I have a dream^^^^^nightmare, of refugees from California moving east to Oklahoma.

    JackRussellTerrierist in reply to mariner. | January 19, 2014 at 3:10 pm

    We moved east from CA, but not to OK, so you’re safe. Heh. We moved to a red state not unlike OK, and found that we are more conservative than our neighbors residing here in the reddest part of the state. You would be surprised to know that, just in sheer numbers, there are more conservatives residing in CA than in any other state and, yes, that includes TX…….and OK.

    We are finding that you southerners could learn a thing or two from we who have actually been subjected to living the nightmare while you were simply reading the headlines with a headshake and a “tsk tsk, California is at it again”.

    BannedbytheGuardian in reply to mariner. | January 20, 2014 at 12:15 am

    Oh dear. The Woodies doing the reverse trek to Okie would not mean a guitar & folkie songs .

I heard it is so dry in California that the Baptists are sprinkling!

Noblesse Oblige | January 19, 2014 at 2:32 pm

Moonbeam makes my head spin. I think he has had too much stuff over the years.
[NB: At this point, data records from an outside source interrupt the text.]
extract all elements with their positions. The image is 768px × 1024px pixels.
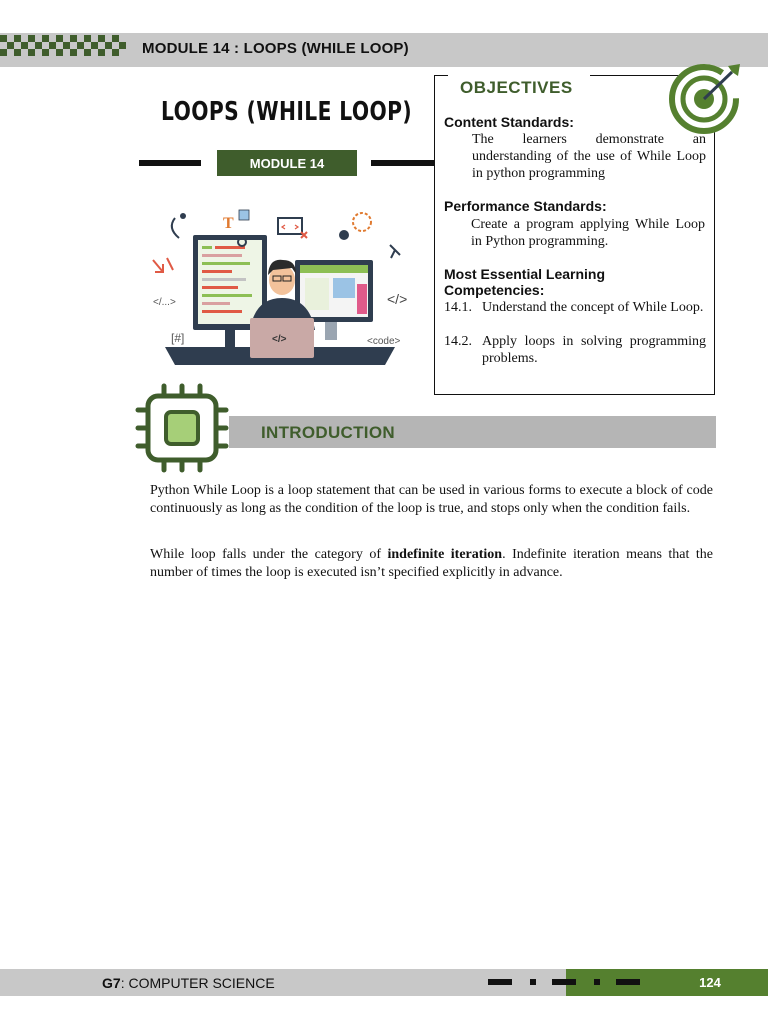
competencies-heading-line2: Competencies: bbox=[444, 282, 545, 298]
chip-icon bbox=[134, 382, 230, 474]
intro-paragraph-2-end: . Indefinite iteration means that the number of times the loop is executed isn’t specified explicitly in advance. bbox=[150, 547, 713, 580]
module-badge: MODULE 14 bbox=[217, 150, 357, 176]
footer-grade: G7 bbox=[102, 975, 121, 991]
performance-standards-text: Create a program applying While Loop in Python programming. bbox=[471, 217, 705, 249]
page-number: 124 bbox=[699, 975, 721, 990]
performance-standards-heading: Performance Standards: bbox=[444, 198, 607, 214]
footer-dash bbox=[552, 979, 576, 985]
page-title: LOOPS (WHILE LOOP) bbox=[161, 97, 413, 127]
competency-number: 14.2. bbox=[444, 334, 472, 349]
title-rule-left bbox=[139, 160, 201, 166]
t-letter-label: T bbox=[223, 215, 234, 232]
competency-item bbox=[444, 299, 706, 316]
code-label: <code> bbox=[367, 336, 401, 347]
laptop-code-label: </> bbox=[272, 334, 287, 345]
header-title: MODULE 14 : LOOPS (WHILE LOOP) bbox=[142, 40, 409, 57]
content-standards-heading: Content Standards: bbox=[444, 114, 574, 130]
footer-subject-text: : COMPUTER SCIENCE bbox=[120, 975, 275, 991]
indefinite-iteration-term: indefinite iteration bbox=[387, 547, 503, 562]
intro-paragraph-2-start: While loop falls under the category of bbox=[150, 547, 388, 562]
objectives-title: OBJECTIVES bbox=[460, 78, 573, 97]
programmer-illustration bbox=[145, 200, 415, 375]
tag-large-label: </> bbox=[387, 291, 408, 307]
footer-dash bbox=[530, 979, 536, 985]
target-icon bbox=[662, 60, 748, 138]
footer-subject bbox=[102, 975, 275, 991]
footer-dash bbox=[594, 979, 600, 985]
content-standards-text: The learners demonstrate an understanding of the use of While Loop in python programming bbox=[472, 132, 706, 181]
title-rule-right bbox=[371, 160, 435, 166]
footer-dash bbox=[616, 979, 640, 985]
intro-paragraph-2 bbox=[150, 546, 713, 582]
competency-number: 14.1. bbox=[444, 300, 472, 315]
competency-text: Understand the concept of While Loop. bbox=[482, 300, 704, 315]
introduction-title: INTRODUCTION bbox=[261, 423, 395, 442]
competency-item bbox=[444, 333, 706, 367]
intro-paragraph-1: Python While Loop is a loop statement that can be used in various forms to execute a block of code continuously as long as the condition of the loop is true, and stops only when the condition fails. bbox=[150, 483, 713, 516]
checker-pattern bbox=[0, 33, 132, 61]
footer-dash bbox=[488, 979, 512, 985]
competency-text: Apply loops in solving programming problems. bbox=[482, 334, 706, 366]
competencies-heading-line1: Most Essential Learning bbox=[444, 266, 606, 282]
tag-small-label: </...> bbox=[153, 297, 176, 308]
hash-label: [#] bbox=[171, 331, 185, 345]
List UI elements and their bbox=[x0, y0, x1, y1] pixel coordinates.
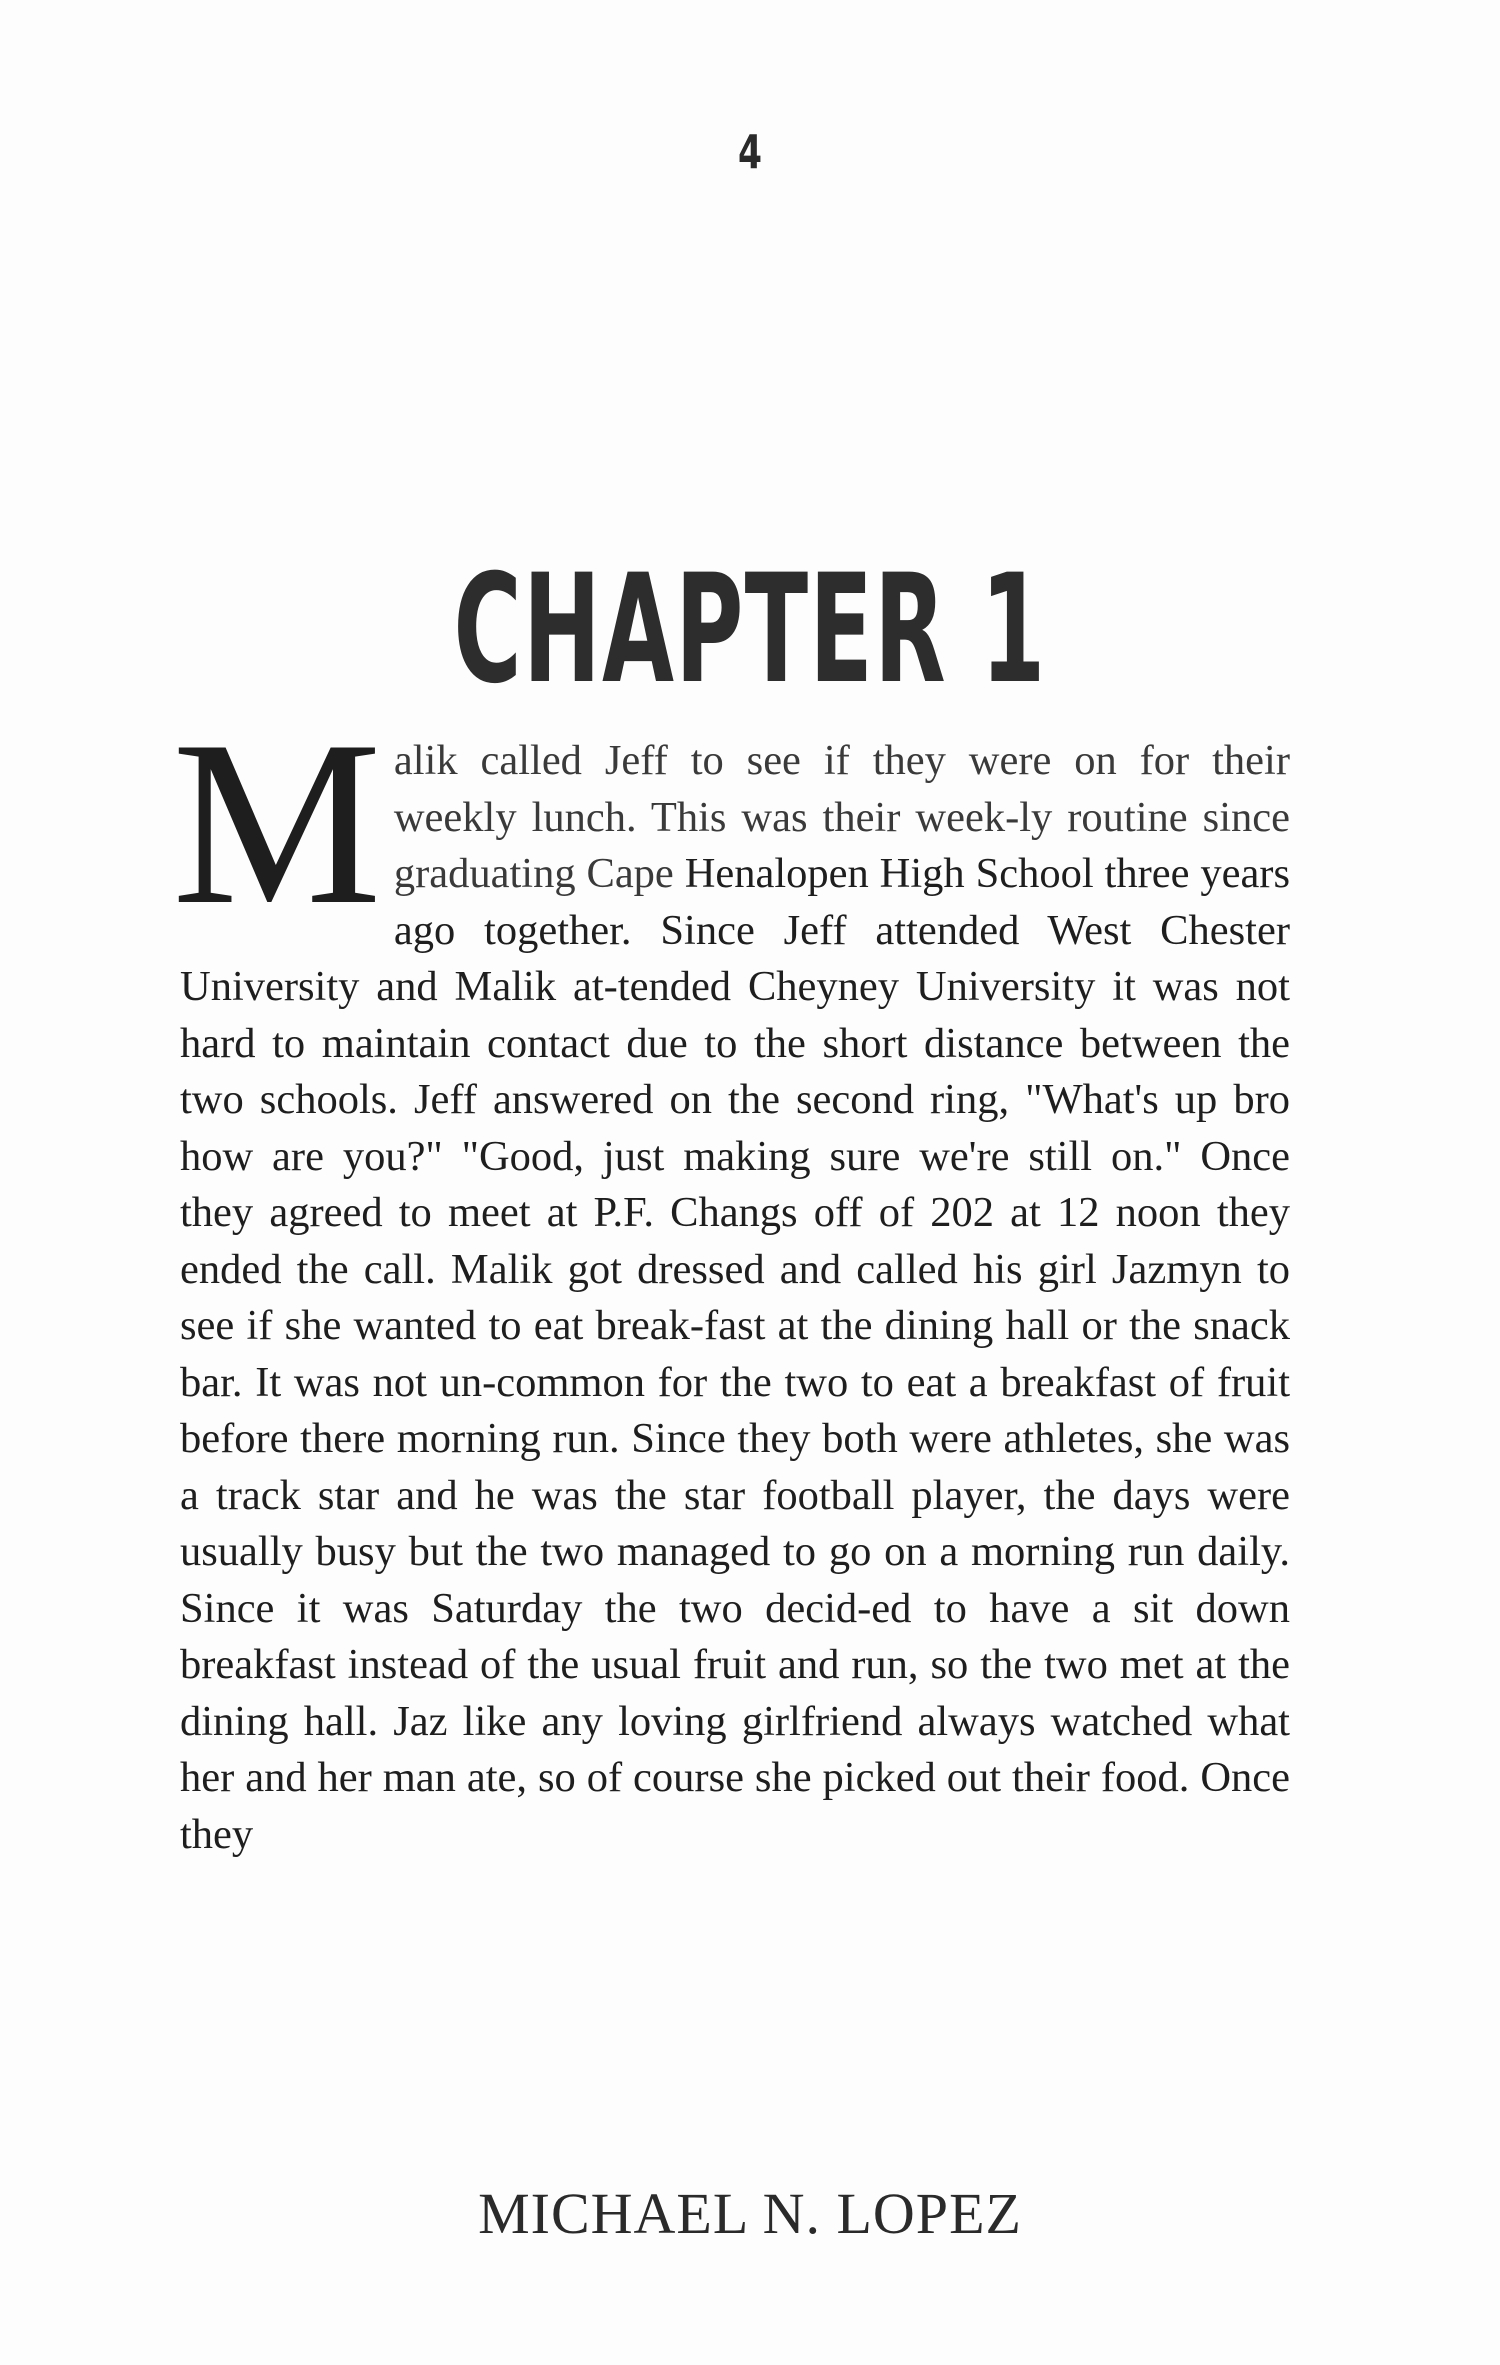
author-name-footer: MICHAEL N. LOPEZ bbox=[478, 2181, 1022, 2246]
opening-lines: alik called Jeff to see if they were on for their weekly lunch. This was their week-ly routine since graduating Cape bbox=[393, 737, 1290, 897]
drop-cap-letter: M bbox=[172, 693, 382, 954]
chapter-title: CHAPTER 1 bbox=[453, 543, 1047, 717]
body-paragraph: Henalopen High School three years ago together. Since Jeff attended West Chester University and Malik at-tended Cheyney University it was not hard to maintain contact due to the short distance between the two schools. Jeff answered on the second ring, "What's up bro how are you?" "Good, just making sure we're still on." Once they agreed to meet at P.F. Changs off of 202 at 12 noon they ended the call. Malik got dressed and called his girl Jazmyn to see if she wanted to eat break-fast at the dining hall or the snack bar. It was not un-common for the two to eat a breakfast of fruit before there morning run. Since they both were athletes, she was a track star and he was the star football player, the days were usually busy but the two managed to go on a morning run daily. Since it was Saturday the two decid-ed to have a sit down breakfast instead of the usual fruit and run, so the two met at the dining hall. Jaz like any loving girlfriend always watched what her and her man ate, so of course she picked out their food. Once they bbox=[180, 850, 1291, 1858]
page-number: 4 bbox=[737, 125, 762, 179]
chapter-body-text bbox=[172, 693, 1291, 1863]
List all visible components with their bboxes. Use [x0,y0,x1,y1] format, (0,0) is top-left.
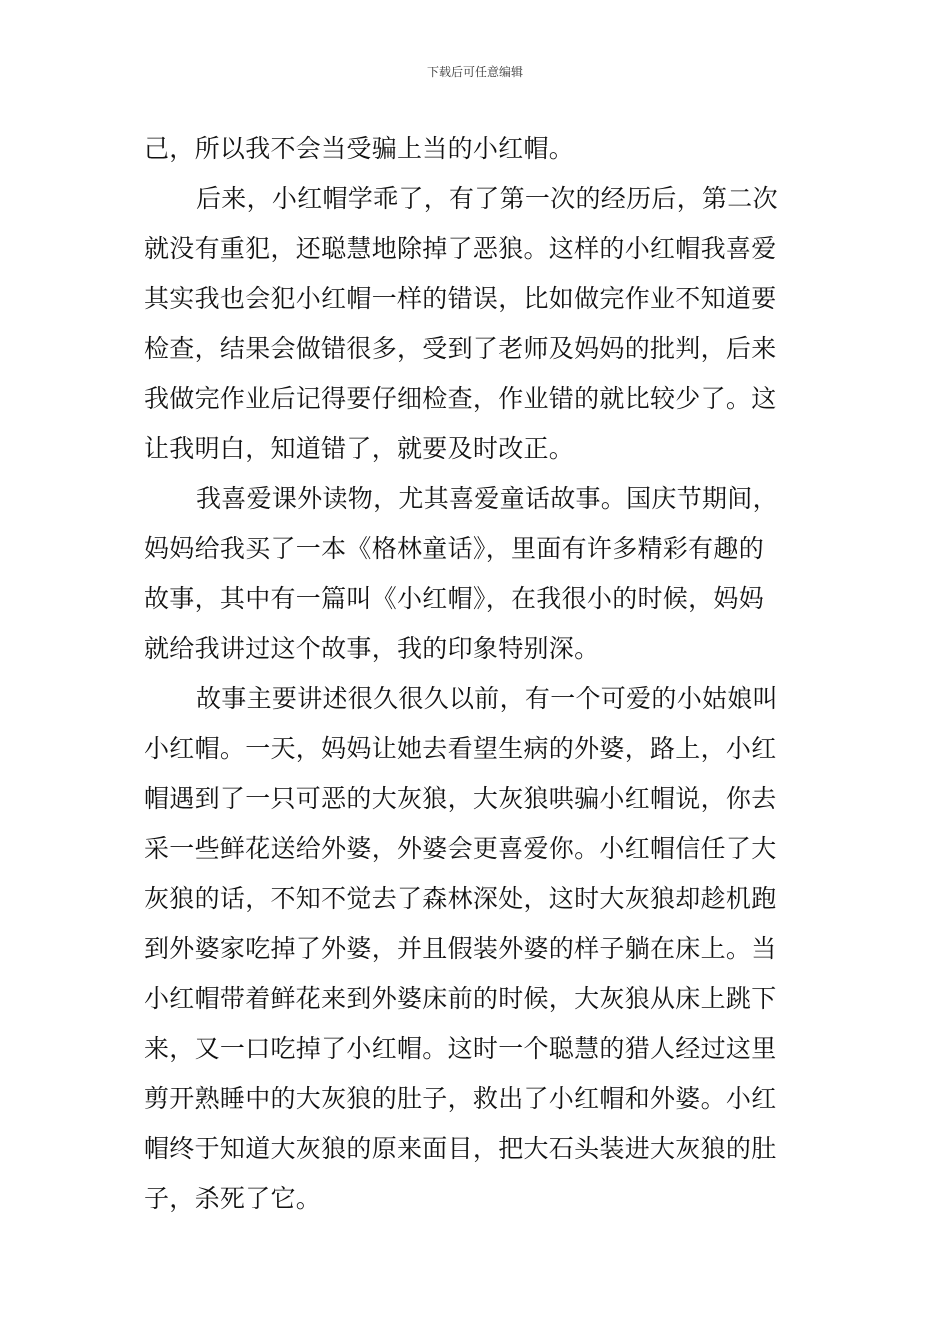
text-line: 就没有重犯，还聪慧地除掉了恶狼。这样的小红帽我喜爱 [144,234,777,263]
text-line: 灰狼的话，不知不觉去了森林深处，这时大灰狼却趁机跑 [144,884,777,913]
paragraph [144,174,814,474]
text-line: 到外婆家吃掉了外婆，并且假装外婆的样子躺在床上。当 [144,934,777,963]
paragraph [144,474,814,674]
text-line: 检查，结果会做错很多，受到了老师及妈妈的批判，后来 [144,334,777,363]
text-line: 故事主要讲述很久很久以前，有一个可爱的小姑娘叫 [196,684,778,713]
text-line: 妈妈给我买了一本《格林童话》，里面有许多精彩有趣的 [144,534,765,563]
text-line: 就给我讲过这个故事，我的印象特别深。 [144,634,600,663]
page-header: 下载后可任意编辑 [426,65,523,79]
text-line: 剪开熟睡中的大灰狼的肚子，救出了小红帽和外婆。小红 [144,1084,777,1113]
text-line: 小红帽带着鲜花来到外婆床前的时候，大灰狼从床上跳下 [144,984,777,1013]
text-line: 子，杀死了它。 [144,1184,322,1213]
document-body [144,124,814,1224]
text-line: 来，又一口吃掉了小红帽。这时一个聪慧的猎人经过这里 [144,1034,777,1063]
text-line: 己，所以我不会当受骗上当的小红帽。 [144,134,575,163]
paragraph [144,124,814,174]
text-line: 帽终于知道大灰狼的原来面目，把大石头装进大灰狼的肚 [144,1134,777,1163]
text-line: 小红帽。一天，妈妈让她去看望生病的外婆，路上，小红 [144,734,777,763]
text-line: 帽遇到了一只可恶的大灰狼，大灰狼哄骗小红帽说，你去 [144,784,777,813]
text-line: 其实我也会犯小红帽一样的错误，比如做完作业不知道要 [144,284,777,313]
text-line: 让我明白，知道错了，就要及时改正。 [144,434,575,463]
text-line: 我喜爱课外读物，尤其喜爱童话故事。国庆节期间， [196,484,778,513]
text-line: 后来，小红帽学乖了，有了第一次的经历后，第二次 [196,184,778,213]
text-line: 采一些鲜花送给外婆，外婆会更喜爱你。小红帽信任了大 [144,834,777,863]
paragraph [144,674,814,1224]
text-line: 我做完作业后记得要仔细检查，作业错的就比较少了。这 [144,384,777,413]
text-line: 故事，其中有一篇叫《小红帽》，在我很小的时候，妈妈 [144,584,765,613]
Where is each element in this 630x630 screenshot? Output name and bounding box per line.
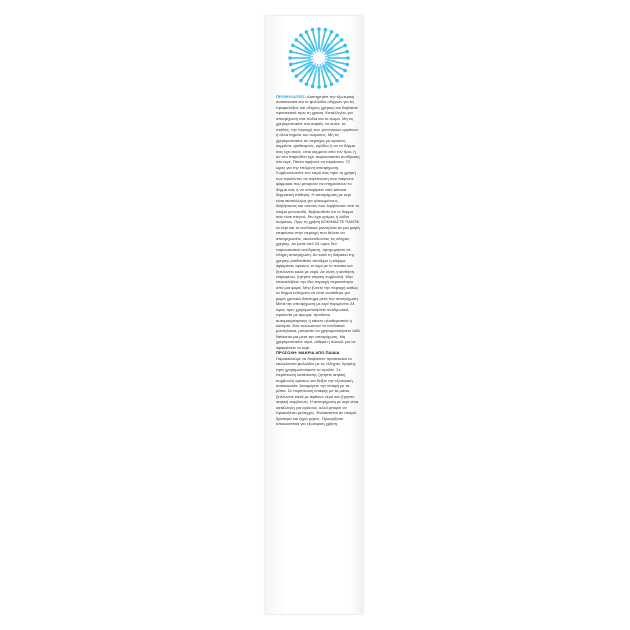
precautions-text: Διαπηρήστε την εξωτερική συσκευασία και το φυλλάδιο οδηγιών για τις προφυλάξεις και οδηγίες χρήσης και διαβάστε προσεκτικά πριν τη χρήση. Κατάλληλες για αποτρίχωση στα πόδια και το σώμα. Μη τις χρησιμοποιείτε στο κεφάλι, τα αυτιά, τα στήθος, την περιοχή των γεννητικών οργάνων ή άλλα σημεία του σώματος. Μη τις χρησιμοποιείτε σε περιοχές με κιρσούς, κομμένα, ερεθισμούς, κηλίδες ή αν το δέρμα σας έχει σκιές, είναι κομμένο από τον ήλιο, ή αν στο παρελθόν έχει παρουσιαστεί αντίδραση στο κερί. Πάντα αφήνετε να περάσουν 72 ώρες για την επόμενη αποτρίχωση. Συμβουλευτείτε τον ιατρό σας πριν τη χρήση των προϊόντος σε περίπτωση που παίρνετε φάρμακα που μπορούν να επηρεάσουν το δέρμα σας ή να υποφέρετε από κάποια δερματική πάθηση. Η αποτρίχωση με κερί είναι ακατάλληλη για ηλικιωμένους, διαβητικούς και αυτούς που λαμβάνουν αντι το στόμα ρετινοειδή. Βεβαιωθείτε ότι το δέρμα σας είναι στεγνό, δεν έχει κρέμες ή λάδια σώματος. Πριν τη χρήση ΔΟΚΙΜΑΣΤΕ ΠΑΝΤΑ το κερί και το ενυδατικό μαντηλάκι σε μια μικρή επιφάνεια στην περιοχή που θέλετε να αποτριχώσετε, ακολουθώντας τις οδηγίες χρήσης. Αν μετά από 24 ώρες δεν παρουσιαστεί αντίδραση, προχωρήστε σε πλήρη αποτρίχωση. Αν κατά τη διάρκεια της χρήσης ρισθανθείτε τσούξιμο ή κάψιμο, αφαιρέστε αμέσως το κερί με το πανάκι και ξεπλύνετε καλά με νερό. Αν αυτή η αίσθηση παραμένει, ζητήστε ιατρική συμβουλή. Μην επαναλάβετε την ίδια περιοχή περισσότερο από μια φορά. Μην ξύνετε την περιοχή καθώς το δέρμα ενδέχεται να είναι ευαίσθητο για μικρό χρονικό διάστημα μετά την αποτρίχωση. Μετά την αποτρίχωση με κερί περιμένετε 24 ώρες πριν χρησιμοποιήσετε αντιδρωτικό, προϊόντα με άρωμα, προϊόντα αυτομαυρίσματος ή κάνετε ηλιοθεραπεία ή κολύμπι. Εάν τελειώσουν τα ενυδατικά μαντηλάκια, μπορείτε να χρησιμοποιήσετε λάδι Nelsonia για μετά την αποτρίχωση. Μη χρησιμοποιείτε νερό, αιθέρα ή αλκοόλ για να αφαιρέσετε το κερί. bbox=[276, 94, 360, 350]
precautions-heading: ΠΡΟΦΥΛΑΞΕΙΣ: bbox=[276, 94, 307, 99]
warning-text: Παρακαλούμε να διαβάσετε προσεκτικά το εσώκλειστο φυλλάδιο με τις Οδηγίες Χρήσης πριν χρησιμοποιήσετε το προϊόν. Σε περίπτωση κατάποσης ζητήστε ιατρική συμβουλή αμέσως και δείξτε την εξωτερική συσκευασία. Αποφύγετε την επαφή με τα μάτια. Σε περίπτωση επαφής με τα μάτια, ξεπλύνετε καλά με άφθονο νερό και ζητήστε ιατρική συμβουλή. Η αποτρίχωση με κερί είναι κατάλληλη για εγκύους, αλλά μπορεί να προκαλέσει μελαγχές. Φυλάσσεται σε σκιερό, δροσερό και ξηρό μέρος. Προορίζεται αποκλειστικά για εξωτερική χρήση. bbox=[276, 355, 359, 427]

Phillep Harding | January 19, 2014 at 6:54 pm

This is a historical rainfall pattern. I recall several times when the eastern half of the US was wet and California was in a drought. And vice versa.

California’s problems would be helped if the coastline tumbled into the Pacific like they keep promising. It would get rid of the water-hogging urban areas, the welfare clients, and the liberal elite, and leave the water to the farming areas.

Seems like a “win-win” situation.

The Drill SGT | January 20, 2014 at 9:49 am

Reservoir levels in the north and central parts of the state were more depleted than in Southern California, but Brown still asked Los Angeles to do its part to conserve _ and gave a nod to the politics of water in the vast state.

Lest somebody forget, those reservoirs in SoCal that have higher levels than the ones on Northern California are filled from the Northern California reservoirs.

In the West it’s always about the water, them that gots it and them that wants it. The votes are in the South, the water in the North. Figure it out…

bobfrommosinee | January 20, 2014 at 3:28 pm

Yes, I wonder? Just what is the effect on California when they have changed their physical ecology so much by all the water they pump from Northern California into the deserts of Southern California, The massive aqueducts moving billions of cubic yards of water into the desert, Where it evaporates into the winds to be carried some where else, Could this be the cause of the persistent droughts, That are expanding across the state south to north?